General Orders, 1 June 1781
General Orders
Head Quarters New Windsor Friday June 1st 1781.
Parole Countersigns ——
Commanding officers of regiments and brigades are desired to pay particular attention to prevent the soldiers from injuring their hutts when they quit them, and to warn the inhabitants in the vicinity not to meddle with or destroy them.
The six companies of Colonel Van Schaick’s regiment at West Point to be ready to move as soon as the Quarter master General has provided Vessels.
The Regimental Quarter Master to apply to the Quarter master general to know when the vessels will be ready and at what place.1
Varick transcript, DLC:GW.
1. John Singer Dexter, assistant to the adjutant general, kept an orderly book that presents these paragraphs as “After Orders” (DLC: Peter Force Collection).
GW’s aide-de-camp Tench Tilghman wrote Q.M. Gen.

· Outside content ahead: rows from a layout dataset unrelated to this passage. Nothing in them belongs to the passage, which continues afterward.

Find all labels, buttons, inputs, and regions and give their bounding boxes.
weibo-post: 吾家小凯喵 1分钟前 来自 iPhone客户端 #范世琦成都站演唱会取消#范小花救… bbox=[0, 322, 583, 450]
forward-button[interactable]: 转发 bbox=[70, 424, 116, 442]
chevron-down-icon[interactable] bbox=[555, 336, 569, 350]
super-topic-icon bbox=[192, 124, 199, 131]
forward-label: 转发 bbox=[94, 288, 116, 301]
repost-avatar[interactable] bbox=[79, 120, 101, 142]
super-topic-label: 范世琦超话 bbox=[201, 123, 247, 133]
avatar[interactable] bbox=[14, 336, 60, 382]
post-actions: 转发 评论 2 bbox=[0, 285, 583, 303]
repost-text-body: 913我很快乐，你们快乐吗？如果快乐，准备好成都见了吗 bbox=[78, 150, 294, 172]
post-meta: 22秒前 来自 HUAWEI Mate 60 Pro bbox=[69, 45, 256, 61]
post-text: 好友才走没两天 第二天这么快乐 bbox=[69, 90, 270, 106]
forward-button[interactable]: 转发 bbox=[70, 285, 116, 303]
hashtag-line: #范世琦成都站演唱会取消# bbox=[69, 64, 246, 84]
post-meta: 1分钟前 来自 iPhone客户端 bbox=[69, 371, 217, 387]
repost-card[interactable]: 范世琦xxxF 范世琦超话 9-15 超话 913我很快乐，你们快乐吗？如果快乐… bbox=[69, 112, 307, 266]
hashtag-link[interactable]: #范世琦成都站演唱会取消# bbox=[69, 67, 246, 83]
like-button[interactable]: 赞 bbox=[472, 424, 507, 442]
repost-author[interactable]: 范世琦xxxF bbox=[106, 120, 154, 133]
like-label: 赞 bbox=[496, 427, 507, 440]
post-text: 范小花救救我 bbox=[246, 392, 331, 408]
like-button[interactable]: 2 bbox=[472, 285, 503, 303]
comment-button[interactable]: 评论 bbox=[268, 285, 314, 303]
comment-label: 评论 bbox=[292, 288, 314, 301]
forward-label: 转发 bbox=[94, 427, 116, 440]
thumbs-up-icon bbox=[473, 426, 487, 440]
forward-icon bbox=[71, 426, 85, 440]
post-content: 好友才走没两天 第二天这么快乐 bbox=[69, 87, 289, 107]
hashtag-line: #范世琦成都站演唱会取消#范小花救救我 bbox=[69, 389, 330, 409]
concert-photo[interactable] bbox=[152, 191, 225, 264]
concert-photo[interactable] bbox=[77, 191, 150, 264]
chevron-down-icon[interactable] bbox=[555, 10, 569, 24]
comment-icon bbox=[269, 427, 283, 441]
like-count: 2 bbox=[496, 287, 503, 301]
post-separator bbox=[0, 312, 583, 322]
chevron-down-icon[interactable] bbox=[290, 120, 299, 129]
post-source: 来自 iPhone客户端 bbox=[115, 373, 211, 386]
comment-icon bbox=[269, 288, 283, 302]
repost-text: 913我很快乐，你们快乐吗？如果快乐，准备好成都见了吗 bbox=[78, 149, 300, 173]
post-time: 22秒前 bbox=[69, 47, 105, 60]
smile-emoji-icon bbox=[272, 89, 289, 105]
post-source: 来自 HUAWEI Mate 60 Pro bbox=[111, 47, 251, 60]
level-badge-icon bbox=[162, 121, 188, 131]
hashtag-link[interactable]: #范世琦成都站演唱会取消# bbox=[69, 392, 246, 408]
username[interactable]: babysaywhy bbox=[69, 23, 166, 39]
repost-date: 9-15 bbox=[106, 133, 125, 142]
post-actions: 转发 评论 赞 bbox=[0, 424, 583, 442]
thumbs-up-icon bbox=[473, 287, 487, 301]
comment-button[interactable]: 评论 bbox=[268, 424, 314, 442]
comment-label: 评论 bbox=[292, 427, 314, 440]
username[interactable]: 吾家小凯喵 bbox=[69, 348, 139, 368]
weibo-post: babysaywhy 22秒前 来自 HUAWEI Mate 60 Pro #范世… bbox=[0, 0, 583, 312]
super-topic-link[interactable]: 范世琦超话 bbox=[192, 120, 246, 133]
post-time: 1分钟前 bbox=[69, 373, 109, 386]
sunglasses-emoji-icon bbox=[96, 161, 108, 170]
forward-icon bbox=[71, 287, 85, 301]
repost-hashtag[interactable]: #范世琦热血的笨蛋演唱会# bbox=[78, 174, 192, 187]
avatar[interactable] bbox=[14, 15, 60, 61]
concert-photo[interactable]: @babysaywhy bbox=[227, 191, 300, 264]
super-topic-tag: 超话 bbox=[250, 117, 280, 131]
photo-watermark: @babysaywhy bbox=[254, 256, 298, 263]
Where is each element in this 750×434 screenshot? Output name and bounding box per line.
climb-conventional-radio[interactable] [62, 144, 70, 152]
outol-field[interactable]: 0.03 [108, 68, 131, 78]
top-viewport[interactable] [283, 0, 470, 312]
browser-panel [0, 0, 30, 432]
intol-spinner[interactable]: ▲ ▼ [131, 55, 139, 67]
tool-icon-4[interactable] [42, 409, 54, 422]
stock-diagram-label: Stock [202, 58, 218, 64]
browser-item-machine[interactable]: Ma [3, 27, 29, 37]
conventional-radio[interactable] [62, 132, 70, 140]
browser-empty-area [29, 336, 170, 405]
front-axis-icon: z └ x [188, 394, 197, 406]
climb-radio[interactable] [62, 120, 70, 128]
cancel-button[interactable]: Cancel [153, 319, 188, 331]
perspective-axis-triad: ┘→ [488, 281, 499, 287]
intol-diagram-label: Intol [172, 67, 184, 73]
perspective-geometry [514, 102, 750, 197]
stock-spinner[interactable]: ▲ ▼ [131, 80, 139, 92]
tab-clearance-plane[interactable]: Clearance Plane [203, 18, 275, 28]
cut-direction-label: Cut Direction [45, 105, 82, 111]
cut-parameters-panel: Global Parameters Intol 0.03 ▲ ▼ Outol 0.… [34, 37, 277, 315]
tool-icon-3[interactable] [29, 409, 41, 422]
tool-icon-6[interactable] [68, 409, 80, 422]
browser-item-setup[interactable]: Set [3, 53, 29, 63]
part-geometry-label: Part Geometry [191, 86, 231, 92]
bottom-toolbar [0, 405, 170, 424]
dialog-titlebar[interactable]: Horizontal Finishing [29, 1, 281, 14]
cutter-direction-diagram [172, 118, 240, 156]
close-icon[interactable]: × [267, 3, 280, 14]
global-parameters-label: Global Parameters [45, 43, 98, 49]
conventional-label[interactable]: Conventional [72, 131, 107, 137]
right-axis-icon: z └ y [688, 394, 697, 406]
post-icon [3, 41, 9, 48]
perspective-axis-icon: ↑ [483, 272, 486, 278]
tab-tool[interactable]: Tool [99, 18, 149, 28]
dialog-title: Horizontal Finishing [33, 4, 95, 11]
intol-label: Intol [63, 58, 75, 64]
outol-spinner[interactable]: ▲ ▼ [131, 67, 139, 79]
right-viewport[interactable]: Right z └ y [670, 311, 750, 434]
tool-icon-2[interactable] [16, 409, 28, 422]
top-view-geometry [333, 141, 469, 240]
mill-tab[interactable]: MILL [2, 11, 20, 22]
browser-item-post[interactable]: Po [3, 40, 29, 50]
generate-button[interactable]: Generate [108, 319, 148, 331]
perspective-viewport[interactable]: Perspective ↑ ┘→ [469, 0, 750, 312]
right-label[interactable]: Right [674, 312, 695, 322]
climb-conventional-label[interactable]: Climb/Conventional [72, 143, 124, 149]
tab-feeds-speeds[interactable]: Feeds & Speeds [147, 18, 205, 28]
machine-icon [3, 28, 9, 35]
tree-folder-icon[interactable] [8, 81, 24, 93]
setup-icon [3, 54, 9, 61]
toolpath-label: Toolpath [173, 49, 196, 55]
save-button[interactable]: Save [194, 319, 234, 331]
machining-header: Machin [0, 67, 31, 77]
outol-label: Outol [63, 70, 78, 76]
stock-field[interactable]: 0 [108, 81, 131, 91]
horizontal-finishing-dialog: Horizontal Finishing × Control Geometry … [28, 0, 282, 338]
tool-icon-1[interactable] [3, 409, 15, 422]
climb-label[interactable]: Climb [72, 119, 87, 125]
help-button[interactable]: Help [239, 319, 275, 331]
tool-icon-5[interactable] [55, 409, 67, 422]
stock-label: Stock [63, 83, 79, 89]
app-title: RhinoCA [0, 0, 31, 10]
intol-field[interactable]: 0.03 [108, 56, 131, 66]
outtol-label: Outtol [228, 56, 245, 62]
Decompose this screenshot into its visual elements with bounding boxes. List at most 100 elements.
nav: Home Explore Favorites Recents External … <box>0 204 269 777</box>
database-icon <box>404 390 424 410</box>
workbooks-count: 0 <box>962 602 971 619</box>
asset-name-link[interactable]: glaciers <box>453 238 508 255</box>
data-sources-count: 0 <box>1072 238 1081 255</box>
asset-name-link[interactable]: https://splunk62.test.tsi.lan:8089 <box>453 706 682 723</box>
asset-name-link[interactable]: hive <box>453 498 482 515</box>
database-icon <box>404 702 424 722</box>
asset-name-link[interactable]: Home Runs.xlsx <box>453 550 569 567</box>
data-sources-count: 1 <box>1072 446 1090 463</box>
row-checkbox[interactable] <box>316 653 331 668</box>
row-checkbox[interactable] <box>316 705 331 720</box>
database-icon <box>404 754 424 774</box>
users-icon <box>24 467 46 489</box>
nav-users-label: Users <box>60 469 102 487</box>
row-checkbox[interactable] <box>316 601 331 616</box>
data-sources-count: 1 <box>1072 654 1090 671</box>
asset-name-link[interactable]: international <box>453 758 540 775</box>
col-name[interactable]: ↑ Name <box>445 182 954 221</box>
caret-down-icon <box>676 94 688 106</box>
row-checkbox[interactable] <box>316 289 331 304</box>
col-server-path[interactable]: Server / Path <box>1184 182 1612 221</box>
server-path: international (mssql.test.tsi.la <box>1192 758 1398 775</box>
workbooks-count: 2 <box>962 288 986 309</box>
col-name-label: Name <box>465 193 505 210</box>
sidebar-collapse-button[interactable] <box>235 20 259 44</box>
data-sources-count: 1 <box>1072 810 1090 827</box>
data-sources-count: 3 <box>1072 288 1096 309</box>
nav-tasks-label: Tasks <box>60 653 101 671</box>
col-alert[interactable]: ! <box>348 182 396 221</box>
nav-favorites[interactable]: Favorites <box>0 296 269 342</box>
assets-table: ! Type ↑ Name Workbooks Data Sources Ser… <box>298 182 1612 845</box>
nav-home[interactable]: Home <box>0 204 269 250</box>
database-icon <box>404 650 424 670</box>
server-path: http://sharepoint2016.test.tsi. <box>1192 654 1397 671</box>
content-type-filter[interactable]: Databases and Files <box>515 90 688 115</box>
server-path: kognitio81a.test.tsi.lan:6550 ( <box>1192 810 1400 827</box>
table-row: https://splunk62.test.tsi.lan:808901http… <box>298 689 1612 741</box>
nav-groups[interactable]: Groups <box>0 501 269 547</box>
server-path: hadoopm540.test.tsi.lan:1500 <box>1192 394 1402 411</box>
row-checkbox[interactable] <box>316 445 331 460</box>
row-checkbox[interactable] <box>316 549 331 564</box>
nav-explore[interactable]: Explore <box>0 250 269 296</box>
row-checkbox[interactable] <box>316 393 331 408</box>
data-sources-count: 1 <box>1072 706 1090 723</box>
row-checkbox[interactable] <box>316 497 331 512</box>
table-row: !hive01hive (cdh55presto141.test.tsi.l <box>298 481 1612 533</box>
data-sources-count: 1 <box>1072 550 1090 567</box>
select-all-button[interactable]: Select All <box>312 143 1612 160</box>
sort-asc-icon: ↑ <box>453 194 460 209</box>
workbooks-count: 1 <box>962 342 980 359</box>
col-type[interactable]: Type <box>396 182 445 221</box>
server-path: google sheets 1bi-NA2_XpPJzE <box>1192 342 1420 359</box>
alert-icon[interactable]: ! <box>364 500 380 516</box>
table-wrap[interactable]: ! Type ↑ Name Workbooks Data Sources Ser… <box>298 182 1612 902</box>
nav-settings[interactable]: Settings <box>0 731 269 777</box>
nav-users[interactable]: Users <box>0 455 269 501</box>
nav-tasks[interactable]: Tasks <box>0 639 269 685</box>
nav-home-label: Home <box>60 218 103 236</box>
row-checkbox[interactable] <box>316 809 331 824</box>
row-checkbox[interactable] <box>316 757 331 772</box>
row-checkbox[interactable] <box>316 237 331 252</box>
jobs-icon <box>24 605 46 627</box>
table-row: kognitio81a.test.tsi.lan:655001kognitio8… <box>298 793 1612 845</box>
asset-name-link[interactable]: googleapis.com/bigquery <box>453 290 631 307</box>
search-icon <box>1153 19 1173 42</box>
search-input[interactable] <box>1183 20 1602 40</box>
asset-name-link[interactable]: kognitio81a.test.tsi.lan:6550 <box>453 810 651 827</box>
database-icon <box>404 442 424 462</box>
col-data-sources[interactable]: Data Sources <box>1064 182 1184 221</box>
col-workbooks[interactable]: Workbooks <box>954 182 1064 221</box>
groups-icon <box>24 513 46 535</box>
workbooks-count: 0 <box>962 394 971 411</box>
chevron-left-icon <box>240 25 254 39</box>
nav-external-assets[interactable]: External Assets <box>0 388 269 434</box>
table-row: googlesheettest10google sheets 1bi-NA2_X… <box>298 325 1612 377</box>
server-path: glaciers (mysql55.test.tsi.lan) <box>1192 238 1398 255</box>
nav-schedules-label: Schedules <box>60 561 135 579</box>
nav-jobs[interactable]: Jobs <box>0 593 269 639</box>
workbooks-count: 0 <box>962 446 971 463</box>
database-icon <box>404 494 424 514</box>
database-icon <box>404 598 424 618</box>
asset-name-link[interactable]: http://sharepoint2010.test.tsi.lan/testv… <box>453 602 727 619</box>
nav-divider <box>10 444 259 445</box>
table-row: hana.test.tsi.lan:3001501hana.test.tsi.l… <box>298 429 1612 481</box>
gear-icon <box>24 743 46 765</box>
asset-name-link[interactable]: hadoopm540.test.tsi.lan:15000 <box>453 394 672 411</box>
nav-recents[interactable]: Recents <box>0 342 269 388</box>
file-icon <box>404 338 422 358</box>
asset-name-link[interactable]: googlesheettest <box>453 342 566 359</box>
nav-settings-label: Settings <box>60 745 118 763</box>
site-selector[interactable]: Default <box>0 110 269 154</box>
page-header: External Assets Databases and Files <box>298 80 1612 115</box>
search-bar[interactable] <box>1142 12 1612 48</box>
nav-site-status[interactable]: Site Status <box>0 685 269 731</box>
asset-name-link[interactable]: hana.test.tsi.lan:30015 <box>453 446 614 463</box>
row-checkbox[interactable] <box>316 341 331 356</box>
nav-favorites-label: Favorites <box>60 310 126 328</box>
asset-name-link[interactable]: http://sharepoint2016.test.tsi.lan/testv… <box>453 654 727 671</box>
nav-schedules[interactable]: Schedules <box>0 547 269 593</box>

Timothy Pickering from headquarters on this date: “You will be pleased immediately to give orders to have Vessels prepared for the transportation of the six Companies of Colo. Van schaicks Regt and Colo. Hazens Regt to Albany—Colo. Van schaicks will embark first—His Quarter Master will wait upon you to know when the Vessels will be ready” (DNA: RG 93, manuscript file no. 26018; the letter is docketed: “Recd & acted upon same Day”). Threats to the New York frontier prompted the dispatch of these troops (see Philip Schuyler’s two letters to GW, 21 May, and James Clinton to GW, 30 May, and n.1).